Theory: Neural Computation
I grew up in Nanjing, China, and moved to Southern California with my family just before I turned sixteen. First introduced to action potentials and thermodynamics in high school classrooms, I studied neurobiology and physics at UC, Berkeley together with a few electrical engineering courses. I earned my bachelor degree in 2009, and joined the Brains in Silicon lab to further my theoretical knowledge in order to understand the nature of neural computation. Having earned my master degree in 2011, I am currently pursuing a doctoral degree under the co-advisorship of Prof. Surya Ganguli and Prof. Kwabena Boahen.
One of my research goals is to study principles of neural computation without making prior assumptions of the neural code. Whether neurons encode information in their spike rates or times is a hotly debated issue in computational neuroscience. Under the influence of such debates, choosing an appropriate neural code became a prerequisite for theoretical treatments of neural computation. However, experimental results have demonstrated that biological neurons can operate with one or the other code depending on the brain areas they are from, suggesting that the spiking neuron as a computational unit does not fundamentally restrict neural networks to a single code. In fact, the spike rate and time codes may simply be the extremes of a continuous spectrum. Recent developments of Time Encoding and Decoding Machines (deterministic) and of Generalized Linear Models (probabilistic) provide a way of decoding information from spikes using only the dynamics of the spike generation mechanism without a prior assumption of the neural code. Taking advantages of their generality in coding, I am able to construct neural networks that carry out a variety of computational tasks throughout the coding spectrum and then to study the underlying computational principles that are invariant to the neural code choice.
In wiring circuits in the brain or constructing artificial networks in software or hardware, practical considerations of wiring economy, memory capacity, component heterogeneity, functional robustness and matching to experimental observations raise questions about the topologies that underlie these networks.

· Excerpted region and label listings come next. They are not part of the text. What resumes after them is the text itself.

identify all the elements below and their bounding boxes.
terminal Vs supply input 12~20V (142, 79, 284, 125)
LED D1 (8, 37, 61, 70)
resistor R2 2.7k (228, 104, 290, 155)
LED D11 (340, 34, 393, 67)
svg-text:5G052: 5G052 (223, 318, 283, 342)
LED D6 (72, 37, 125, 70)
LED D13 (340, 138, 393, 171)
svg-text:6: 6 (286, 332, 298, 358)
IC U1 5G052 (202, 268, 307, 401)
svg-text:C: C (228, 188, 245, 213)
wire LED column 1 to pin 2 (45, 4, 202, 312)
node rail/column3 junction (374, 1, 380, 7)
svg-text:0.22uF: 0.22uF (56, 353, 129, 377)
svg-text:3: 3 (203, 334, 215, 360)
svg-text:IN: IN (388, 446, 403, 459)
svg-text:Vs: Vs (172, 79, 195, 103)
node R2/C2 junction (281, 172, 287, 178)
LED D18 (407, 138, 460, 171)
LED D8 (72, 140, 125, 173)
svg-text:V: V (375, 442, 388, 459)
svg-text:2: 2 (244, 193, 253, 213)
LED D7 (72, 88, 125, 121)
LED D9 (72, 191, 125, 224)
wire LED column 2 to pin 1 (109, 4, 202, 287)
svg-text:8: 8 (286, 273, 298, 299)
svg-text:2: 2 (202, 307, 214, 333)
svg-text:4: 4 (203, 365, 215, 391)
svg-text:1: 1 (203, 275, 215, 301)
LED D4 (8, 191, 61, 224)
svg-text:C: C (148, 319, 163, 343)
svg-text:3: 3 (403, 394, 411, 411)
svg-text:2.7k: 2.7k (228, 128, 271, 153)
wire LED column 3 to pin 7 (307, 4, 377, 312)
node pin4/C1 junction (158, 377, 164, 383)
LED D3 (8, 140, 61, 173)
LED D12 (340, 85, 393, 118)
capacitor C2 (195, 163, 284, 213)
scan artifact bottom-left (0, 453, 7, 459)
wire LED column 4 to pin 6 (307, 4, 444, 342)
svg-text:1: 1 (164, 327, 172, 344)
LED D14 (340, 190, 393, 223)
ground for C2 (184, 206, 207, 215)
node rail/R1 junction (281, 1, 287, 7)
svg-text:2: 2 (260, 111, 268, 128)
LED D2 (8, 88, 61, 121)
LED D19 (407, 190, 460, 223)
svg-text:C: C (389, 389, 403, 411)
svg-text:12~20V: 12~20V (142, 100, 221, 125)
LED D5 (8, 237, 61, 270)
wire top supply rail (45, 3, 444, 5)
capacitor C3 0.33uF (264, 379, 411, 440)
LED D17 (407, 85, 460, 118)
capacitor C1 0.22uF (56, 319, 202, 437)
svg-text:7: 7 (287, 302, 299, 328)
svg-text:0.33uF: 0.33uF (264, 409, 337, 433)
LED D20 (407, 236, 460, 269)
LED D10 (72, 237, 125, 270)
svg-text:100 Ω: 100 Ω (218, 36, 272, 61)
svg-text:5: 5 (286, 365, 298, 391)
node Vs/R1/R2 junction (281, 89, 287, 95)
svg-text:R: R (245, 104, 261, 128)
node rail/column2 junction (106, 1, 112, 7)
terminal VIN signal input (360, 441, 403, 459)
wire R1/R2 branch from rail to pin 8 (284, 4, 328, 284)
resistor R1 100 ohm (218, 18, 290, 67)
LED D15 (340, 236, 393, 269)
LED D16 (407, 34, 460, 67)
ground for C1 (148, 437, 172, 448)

If computation is a network's function, topology is its structure. The relation between structure and function is one of the fundamental themes in modern biology. Theoretical treatments of this relation in computational neuroscience have led to many results on properties of random networks defined by topological parameters (e.g. sparsity, connection weight distribution). But ensembles of networks grouped together by their similar functions remain an untouched subject. My goal is to search for and to study topological invariances in such ensembles. In other words, I ask: what are the possible transformations on a network's connectivity that will keep its computational function intact? After having characterized such invariances, the aforementioned practical considerations can be formulated as constrained optimizations over the topological spaces defined by invariant transformations.